Он окончил колледж, поступил в медицинскую школу, тогда как она заботилась о детях и продолжала самосовершенствоваться. По завершении учебы они вернулись в Солвейшен, где отец уступил ему часть своей практики.
Проходили годы, она находила покой в общении с сыновьями, благотворительности, искусстве. Она и Джим жили каждый своей отдельной жизнью, но он всегда нежно заботился о ней, а в спальне их по-прежнему соединяла страсть. Один за другим дети покинули дом, жизнь стала еще спокойнее. Она любила мужа всем сердцем и не слишком винила его за то, что он не любил ее.
А потом погибли Джейми и Черри, и Джим Боннер сломался.
В последующие за их смертью месяцы он столько раз больно ранил ее, что иной раз Линн казалось: она вот-вот истечет кровью. Такая несправедливость возмущала ее. Она стала такой, какую он хотел видеть рядом, да только теперь его взгляды изменились. Он хотел получить то, чего она уже дать ему не могла.
Глава 12
В понедельник Энни позвонила Джейн в начале девятого и объявила, что, во-первых, несколько последующих дней она не собирается возиться в огороде, а во-вторых, не хочет, чтобы они докучали ей, если только она сама их не позовет. И вообще, по ее разумению, молодожены должны найти более интересное занятие, чем мельтешить перед глазами старухи.
Джейн, улыбнувшись, положила трубку на рычаг и вернулась к прерванному занятию: она варила овсяную кашу. Хорошо бы сохранить такой темперамент, как у Энни, дожив до ее лет, подумала она.
— Кто звонил?
Джейн подпрыгнула и уронила ложку. В кухню вошел Кэл, босиком, с всклокоченными после сна волосами, в джинсах и расстегнутой байковой рубашке.

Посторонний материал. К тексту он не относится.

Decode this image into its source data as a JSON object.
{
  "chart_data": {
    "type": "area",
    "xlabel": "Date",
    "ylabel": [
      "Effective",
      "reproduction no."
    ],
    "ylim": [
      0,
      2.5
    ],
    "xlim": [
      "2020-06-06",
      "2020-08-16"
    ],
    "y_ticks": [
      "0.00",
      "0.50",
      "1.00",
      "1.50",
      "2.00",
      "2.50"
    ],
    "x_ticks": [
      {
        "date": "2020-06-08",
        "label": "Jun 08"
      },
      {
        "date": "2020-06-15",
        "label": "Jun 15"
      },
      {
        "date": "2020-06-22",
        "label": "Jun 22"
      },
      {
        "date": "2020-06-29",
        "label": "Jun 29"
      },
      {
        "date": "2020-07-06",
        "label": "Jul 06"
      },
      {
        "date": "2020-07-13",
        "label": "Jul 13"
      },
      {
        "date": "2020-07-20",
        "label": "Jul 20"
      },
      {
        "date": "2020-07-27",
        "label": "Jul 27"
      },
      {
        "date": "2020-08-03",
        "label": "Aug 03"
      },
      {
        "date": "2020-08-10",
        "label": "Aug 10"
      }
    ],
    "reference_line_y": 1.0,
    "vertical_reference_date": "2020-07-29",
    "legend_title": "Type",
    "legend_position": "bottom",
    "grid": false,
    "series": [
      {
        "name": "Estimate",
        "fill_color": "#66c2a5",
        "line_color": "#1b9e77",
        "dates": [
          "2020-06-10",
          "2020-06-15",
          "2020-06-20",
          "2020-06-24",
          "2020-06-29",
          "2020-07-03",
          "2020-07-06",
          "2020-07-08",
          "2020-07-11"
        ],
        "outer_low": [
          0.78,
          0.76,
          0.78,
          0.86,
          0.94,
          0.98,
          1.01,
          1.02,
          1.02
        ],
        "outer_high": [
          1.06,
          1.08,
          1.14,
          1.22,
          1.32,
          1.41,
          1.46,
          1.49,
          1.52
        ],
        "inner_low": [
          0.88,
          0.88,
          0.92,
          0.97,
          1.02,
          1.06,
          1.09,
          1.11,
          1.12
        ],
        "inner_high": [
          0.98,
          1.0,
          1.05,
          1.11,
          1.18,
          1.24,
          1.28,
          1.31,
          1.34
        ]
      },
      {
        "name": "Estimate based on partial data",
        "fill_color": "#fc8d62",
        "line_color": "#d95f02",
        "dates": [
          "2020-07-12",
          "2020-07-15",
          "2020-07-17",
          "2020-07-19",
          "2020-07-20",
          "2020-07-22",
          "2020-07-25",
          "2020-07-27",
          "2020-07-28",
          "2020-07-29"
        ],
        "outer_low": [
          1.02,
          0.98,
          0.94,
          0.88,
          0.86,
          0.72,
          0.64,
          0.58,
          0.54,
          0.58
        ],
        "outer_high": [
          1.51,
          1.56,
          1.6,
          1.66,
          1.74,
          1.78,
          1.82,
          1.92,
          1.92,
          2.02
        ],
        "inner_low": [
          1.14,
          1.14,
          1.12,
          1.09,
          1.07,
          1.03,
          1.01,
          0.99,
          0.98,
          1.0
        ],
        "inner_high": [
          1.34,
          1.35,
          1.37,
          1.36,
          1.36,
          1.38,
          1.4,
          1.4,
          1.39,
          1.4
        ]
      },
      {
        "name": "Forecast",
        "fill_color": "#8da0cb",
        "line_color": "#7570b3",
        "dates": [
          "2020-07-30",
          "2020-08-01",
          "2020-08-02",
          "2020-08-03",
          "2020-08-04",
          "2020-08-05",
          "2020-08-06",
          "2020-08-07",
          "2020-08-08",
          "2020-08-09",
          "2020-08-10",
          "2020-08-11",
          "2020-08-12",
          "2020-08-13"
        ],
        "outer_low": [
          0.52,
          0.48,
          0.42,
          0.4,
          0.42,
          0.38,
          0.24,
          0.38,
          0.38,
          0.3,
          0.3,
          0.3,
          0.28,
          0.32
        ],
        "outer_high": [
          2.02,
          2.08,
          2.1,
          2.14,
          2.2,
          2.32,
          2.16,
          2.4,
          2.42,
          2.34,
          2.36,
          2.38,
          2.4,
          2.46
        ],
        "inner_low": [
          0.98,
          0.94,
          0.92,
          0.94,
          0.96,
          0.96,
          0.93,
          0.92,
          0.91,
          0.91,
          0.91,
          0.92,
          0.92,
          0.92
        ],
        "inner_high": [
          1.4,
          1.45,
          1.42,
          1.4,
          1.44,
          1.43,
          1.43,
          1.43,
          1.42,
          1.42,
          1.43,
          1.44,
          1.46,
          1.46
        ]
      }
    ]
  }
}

Огромный и могучий.
— Не смей подкрадываться ко мне! — Она убеждала себя, что сердце так бьется от испуга, а не от чувств, которые вызывал у нее этот роскошный мужчина.

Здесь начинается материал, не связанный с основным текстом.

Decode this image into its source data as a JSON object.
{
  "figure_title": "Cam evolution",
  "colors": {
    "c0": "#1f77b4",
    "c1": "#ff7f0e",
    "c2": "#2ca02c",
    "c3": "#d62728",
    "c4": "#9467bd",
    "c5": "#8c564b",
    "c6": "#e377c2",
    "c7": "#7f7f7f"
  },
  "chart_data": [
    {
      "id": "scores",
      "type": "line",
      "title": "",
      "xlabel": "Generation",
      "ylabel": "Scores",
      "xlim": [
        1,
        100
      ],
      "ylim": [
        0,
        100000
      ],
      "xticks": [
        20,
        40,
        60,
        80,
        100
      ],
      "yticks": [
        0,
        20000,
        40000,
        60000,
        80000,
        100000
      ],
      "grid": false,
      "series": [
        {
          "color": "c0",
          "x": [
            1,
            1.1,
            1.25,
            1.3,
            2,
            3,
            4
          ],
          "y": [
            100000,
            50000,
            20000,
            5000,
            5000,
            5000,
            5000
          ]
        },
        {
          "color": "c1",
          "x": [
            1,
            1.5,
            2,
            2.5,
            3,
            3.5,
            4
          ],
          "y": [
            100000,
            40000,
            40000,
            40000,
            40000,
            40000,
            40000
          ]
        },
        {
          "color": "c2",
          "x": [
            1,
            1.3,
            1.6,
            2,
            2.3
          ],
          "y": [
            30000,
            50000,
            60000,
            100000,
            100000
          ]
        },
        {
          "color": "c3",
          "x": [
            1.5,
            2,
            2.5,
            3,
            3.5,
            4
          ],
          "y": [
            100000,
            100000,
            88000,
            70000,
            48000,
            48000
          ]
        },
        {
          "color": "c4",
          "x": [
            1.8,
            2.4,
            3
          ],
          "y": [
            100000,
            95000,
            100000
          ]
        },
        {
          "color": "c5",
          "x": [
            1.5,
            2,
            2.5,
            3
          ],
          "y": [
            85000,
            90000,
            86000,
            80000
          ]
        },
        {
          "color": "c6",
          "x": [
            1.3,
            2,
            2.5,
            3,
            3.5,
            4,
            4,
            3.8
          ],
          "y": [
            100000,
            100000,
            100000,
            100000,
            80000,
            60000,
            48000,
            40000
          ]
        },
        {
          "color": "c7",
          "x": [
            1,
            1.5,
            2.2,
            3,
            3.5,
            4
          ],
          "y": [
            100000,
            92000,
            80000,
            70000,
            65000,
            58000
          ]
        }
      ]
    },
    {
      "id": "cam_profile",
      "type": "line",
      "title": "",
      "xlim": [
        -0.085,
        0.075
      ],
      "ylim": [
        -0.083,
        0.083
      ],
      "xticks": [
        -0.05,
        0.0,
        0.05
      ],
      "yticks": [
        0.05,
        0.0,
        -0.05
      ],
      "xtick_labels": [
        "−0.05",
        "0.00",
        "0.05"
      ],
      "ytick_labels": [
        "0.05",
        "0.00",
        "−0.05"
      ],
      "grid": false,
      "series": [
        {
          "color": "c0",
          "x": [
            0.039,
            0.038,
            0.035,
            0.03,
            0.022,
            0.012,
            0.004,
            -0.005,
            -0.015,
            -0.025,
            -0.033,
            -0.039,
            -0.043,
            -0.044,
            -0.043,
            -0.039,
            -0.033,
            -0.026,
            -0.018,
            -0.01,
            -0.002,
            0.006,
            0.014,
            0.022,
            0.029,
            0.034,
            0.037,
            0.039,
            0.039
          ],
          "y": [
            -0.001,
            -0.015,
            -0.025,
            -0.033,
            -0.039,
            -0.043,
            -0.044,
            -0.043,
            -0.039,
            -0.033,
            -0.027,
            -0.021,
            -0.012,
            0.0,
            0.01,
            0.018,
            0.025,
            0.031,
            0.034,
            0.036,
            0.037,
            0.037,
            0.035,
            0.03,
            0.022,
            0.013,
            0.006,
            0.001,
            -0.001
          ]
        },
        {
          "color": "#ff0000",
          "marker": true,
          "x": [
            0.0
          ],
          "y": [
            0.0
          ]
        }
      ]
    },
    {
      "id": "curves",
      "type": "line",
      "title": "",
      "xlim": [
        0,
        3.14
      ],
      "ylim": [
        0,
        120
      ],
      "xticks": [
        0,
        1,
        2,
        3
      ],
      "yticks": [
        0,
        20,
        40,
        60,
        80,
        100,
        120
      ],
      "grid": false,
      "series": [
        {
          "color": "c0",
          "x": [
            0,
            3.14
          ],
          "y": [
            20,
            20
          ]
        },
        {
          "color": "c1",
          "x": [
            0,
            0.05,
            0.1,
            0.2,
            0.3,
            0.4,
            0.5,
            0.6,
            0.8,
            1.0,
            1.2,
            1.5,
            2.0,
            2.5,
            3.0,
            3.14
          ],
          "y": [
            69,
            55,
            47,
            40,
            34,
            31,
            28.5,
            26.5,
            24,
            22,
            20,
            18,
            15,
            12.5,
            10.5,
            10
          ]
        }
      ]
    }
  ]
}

— Я не подкрадывался. Такая уж у меня неслышная походка.
— Значит, тебе с этим надо что-то делать.
— Ты брюзгливая ботанка.
— Ботанка?
— Да, так мы, тупоголовые крестьяне, называем больших ученых.
Джейн схватила чистую ложку, вновь начала помешивать кашу.

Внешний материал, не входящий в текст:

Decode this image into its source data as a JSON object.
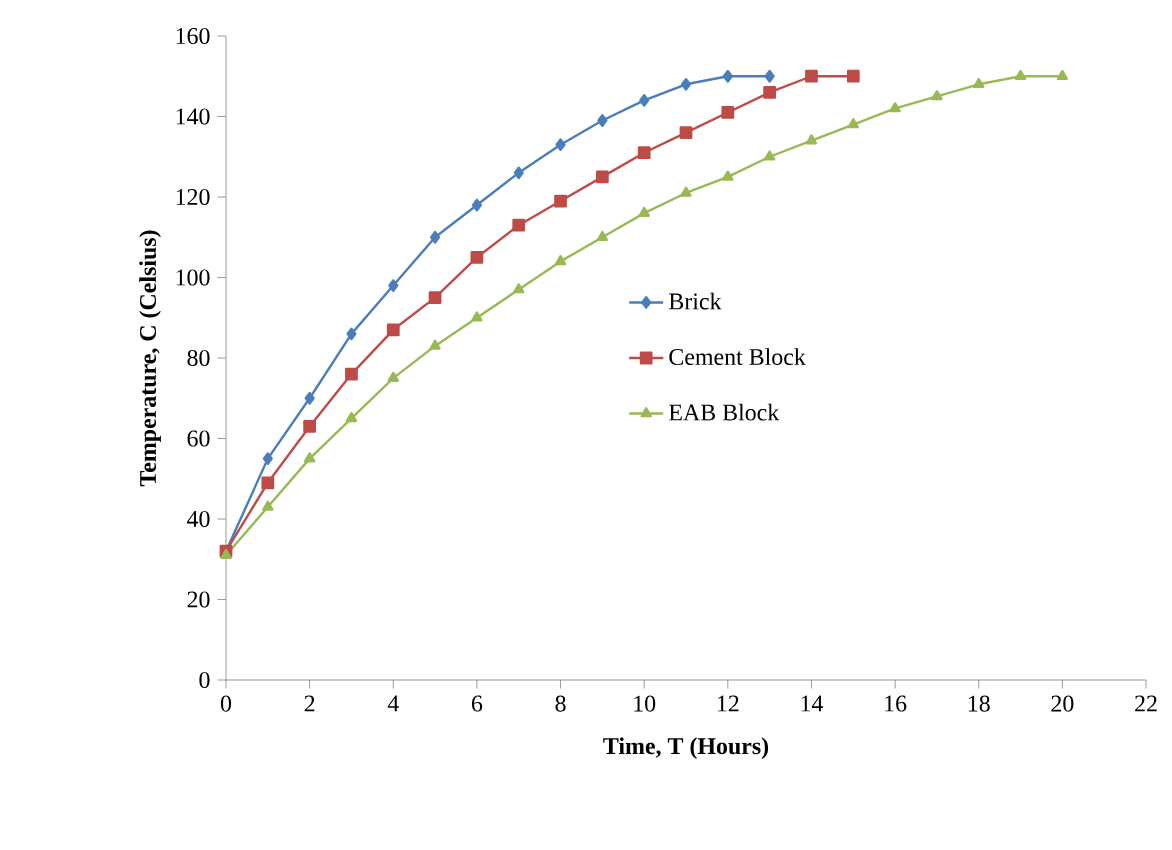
{
  "chart_data": {
    "type": "line",
    "xlabel": "Time,  T (Hours)",
    "ylabel": "Temperature, C (Celsius)",
    "xlim": [
      0,
      22
    ],
    "xticks": [
      0,
      2,
      4,
      6,
      8,
      10,
      12,
      14,
      16,
      18,
      20,
      22
    ],
    "ylim": [
      0,
      160
    ],
    "yticks": [
      0,
      20,
      40,
      60,
      80,
      100,
      120,
      140,
      160
    ],
    "grid": false,
    "legend": "right",
    "line_style": "solid",
    "series": [
      {
        "name": "Brick",
        "color": "#4a7ebb",
        "marker": "diamond",
        "x": [
          0,
          1,
          2,
          3,
          4,
          5,
          6,
          7,
          8,
          9,
          10,
          11,
          12,
          13
        ],
        "values": [
          32,
          55,
          70,
          86,
          98,
          110,
          118,
          126,
          133,
          139,
          144,
          148,
          150,
          150
        ]
      },
      {
        "name": "Cement Block",
        "color": "#be4b48",
        "marker": "square",
        "x": [
          0,
          1,
          2,
          3,
          4,
          5,
          6,
          7,
          8,
          9,
          10,
          11,
          12,
          13,
          14,
          15
        ],
        "values": [
          32,
          49,
          63,
          76,
          87,
          95,
          105,
          113,
          119,
          125,
          131,
          136,
          141,
          146,
          150,
          150
        ]
      },
      {
        "name": "EAB Block",
        "color": "#98b954",
        "marker": "triangle",
        "x": [
          0,
          1,
          2,
          3,
          4,
          5,
          6,
          7,
          8,
          9,
          10,
          11,
          12,
          13,
          14,
          15,
          16,
          17,
          18,
          19,
          20
        ],
        "values": [
          31,
          43,
          55,
          65,
          75,
          83,
          90,
          97,
          104,
          110,
          116,
          121,
          125,
          130,
          134,
          138,
          142,
          145,
          148,
          150,
          150
        ]
      }
    ]
  }
}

— Мы, ботаны, зовем вас тупоголовыми крестьянами, тем самым показывая, сколь умны некоторые из нас, ботанов.
Кэл хохотнул. А кстати, что он тут делает? Обычно он уходил к тому времени, когда она спускалась вниз, чтобы позавтракать, Даже на прошлой неделе, когда он задерживался в доме, чтобы отвезти ее к Энни, ели они порознь. Он — в своем кабинете.
— Кто звонил? — повторил Кэл.
— Энни. Она не хочет, чтобы сегодня мы беспокоили ее.
— Хорошо.
Он прошел в кладовую, вернулся с одной из полдюжины коробок «Лаки чармс», которые держал там вместе с чипсами, пирожными и шоколадными батончиками. Стоя у плиты, она наблюдала, как в миске растет гора разноцветных фигурок. Потом Кэл шагнул к холодильнику, достал молоко.
— Неужели отец не учил тебя рациональному питанию?
— На отдыхе я всегда ем что хочу. — Он взял ложку и сел, обвив ногами ножки стула.
Джейн с трудом оторвала взгляд от этих длинных узких ступней.
— Я сварила много каши. Почему бы тебе не поесть ее вместо этой ерунды?
— К твоему сведению, это не ерунда. Своим появлением «Лаки чармс» обязаны многолетним научным исследованиям.